Kebijakan moneter dan pengaruhnya terhadap perekonomian. Pada dasarnya, kebijaksanaan moneter ditujukan agar likuiditas dalam perekonomian berada dalam jumlah yang tepat sehingga dapat melancarkan transaksi perdagangan tanpa menimbulkan tekanan inflasi. Umumnya pelaksanaan pengaturan jumlah likuiditas dalam perekonomian ini dilakukan oleh bank sentral, melalui berbagai instrumen , khususnya open market operations (OMOs).
Kebijakan fiskal dan moneter di sektor luar negeri biasa disebut dengan kebijaksanaan menekan dan memindah pengeluaran. 
£  Kebijaksanaan menekan pengeluaran
Kebijaksanaan ini dilakukan dengan cara mengurangi tingkat konsumsi/ pengeluaran yang dilakukan oleh para pelaku ekonomi di indonesia.  Misalnya, menaikkan pajak pendapatan dan mengurangi pengeluaran pemerintah.

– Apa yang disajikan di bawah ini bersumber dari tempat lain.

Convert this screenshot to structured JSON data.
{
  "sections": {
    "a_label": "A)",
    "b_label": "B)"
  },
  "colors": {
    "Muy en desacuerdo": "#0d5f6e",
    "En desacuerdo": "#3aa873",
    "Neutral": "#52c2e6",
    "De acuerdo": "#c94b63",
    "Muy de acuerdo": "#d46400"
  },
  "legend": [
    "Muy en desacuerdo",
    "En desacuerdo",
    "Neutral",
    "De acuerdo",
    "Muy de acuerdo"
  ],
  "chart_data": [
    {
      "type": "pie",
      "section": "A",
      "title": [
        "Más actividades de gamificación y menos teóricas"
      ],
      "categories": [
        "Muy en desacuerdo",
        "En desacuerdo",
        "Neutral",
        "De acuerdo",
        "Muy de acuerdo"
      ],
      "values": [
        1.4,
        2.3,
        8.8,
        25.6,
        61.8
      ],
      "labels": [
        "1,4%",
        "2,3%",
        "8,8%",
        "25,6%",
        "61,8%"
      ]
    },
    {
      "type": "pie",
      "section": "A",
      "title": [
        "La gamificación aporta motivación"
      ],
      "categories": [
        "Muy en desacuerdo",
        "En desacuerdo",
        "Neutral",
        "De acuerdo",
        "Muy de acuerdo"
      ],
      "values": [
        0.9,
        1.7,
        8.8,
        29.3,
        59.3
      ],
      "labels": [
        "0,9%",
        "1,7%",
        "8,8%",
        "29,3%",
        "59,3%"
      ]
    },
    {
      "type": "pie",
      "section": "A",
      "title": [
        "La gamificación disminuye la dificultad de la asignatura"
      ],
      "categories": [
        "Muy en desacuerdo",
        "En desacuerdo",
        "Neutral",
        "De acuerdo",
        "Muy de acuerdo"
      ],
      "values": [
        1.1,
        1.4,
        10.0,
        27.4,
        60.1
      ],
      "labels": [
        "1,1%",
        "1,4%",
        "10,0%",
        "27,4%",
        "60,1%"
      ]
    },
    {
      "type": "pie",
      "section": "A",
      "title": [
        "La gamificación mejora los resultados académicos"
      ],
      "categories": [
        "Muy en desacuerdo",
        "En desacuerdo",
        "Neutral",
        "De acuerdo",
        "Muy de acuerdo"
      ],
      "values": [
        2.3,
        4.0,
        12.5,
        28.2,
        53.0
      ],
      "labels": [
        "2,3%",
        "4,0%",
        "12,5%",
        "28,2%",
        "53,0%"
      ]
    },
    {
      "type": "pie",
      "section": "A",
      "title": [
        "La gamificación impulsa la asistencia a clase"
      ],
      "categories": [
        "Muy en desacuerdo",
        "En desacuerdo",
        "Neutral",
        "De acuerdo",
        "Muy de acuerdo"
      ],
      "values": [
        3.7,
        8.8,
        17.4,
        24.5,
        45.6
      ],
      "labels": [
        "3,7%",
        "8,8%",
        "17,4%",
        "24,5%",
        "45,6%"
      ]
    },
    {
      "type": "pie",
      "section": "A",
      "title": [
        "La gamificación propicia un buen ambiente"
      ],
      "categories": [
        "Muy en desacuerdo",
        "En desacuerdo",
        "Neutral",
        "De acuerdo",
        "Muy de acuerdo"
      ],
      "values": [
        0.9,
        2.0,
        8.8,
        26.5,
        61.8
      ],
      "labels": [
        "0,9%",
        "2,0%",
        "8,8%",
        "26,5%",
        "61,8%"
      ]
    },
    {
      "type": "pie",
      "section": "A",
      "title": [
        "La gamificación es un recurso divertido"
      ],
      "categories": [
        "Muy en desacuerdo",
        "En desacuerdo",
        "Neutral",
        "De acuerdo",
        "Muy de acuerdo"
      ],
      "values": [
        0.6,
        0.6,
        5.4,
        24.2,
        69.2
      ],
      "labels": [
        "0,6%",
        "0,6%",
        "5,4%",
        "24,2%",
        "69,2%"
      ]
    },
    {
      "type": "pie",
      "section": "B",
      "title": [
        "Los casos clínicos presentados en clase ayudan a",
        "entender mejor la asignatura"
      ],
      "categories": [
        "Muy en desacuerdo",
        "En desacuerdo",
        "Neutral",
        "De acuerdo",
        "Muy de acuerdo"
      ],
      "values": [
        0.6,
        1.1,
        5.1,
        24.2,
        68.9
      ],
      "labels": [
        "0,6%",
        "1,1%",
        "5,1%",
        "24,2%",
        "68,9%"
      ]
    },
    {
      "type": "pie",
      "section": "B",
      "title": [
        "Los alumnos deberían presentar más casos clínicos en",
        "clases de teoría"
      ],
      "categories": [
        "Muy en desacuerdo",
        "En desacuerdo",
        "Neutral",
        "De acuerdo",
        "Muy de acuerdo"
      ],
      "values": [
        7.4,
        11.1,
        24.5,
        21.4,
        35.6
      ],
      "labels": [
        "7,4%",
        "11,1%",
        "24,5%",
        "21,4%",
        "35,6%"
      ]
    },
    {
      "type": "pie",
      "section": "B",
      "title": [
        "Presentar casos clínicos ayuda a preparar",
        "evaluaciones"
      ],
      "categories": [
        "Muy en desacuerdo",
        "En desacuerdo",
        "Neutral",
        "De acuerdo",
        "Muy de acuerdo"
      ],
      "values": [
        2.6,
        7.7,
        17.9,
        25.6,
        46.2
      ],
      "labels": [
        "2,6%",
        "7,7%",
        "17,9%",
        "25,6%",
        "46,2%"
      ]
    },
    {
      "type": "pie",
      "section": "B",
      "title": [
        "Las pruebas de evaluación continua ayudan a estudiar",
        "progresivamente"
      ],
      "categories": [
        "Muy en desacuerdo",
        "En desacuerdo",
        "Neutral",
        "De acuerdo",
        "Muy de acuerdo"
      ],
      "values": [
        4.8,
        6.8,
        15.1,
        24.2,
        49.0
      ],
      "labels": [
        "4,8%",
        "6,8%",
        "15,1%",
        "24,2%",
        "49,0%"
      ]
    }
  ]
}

£  Kebijakan memindah pengeluaran
Kebijaksanaan ini dilakukan dengan cara memindah dan menggeser pada bidang yang tidak terlalu beresiko memperburuk perekonomian Indonesia. Kebijaksanaan ini dapat dilakukan scara paksa dan dapat juga dipergunakan dengan memakai rangsangan. Secara paksa kebijaksanaan ini ditempuh dengan cara mengenakan tarif atau quota dan mengawasi pemakaian valuta asing. Sedangkan kebijaksanaan dengan rangsangan dapat ditempuh dengan cara menciptakan rangsangan-rangsangan ekspor, menyetabilkan upah dan harga di dalam negeri, dan melakukan devaluasi.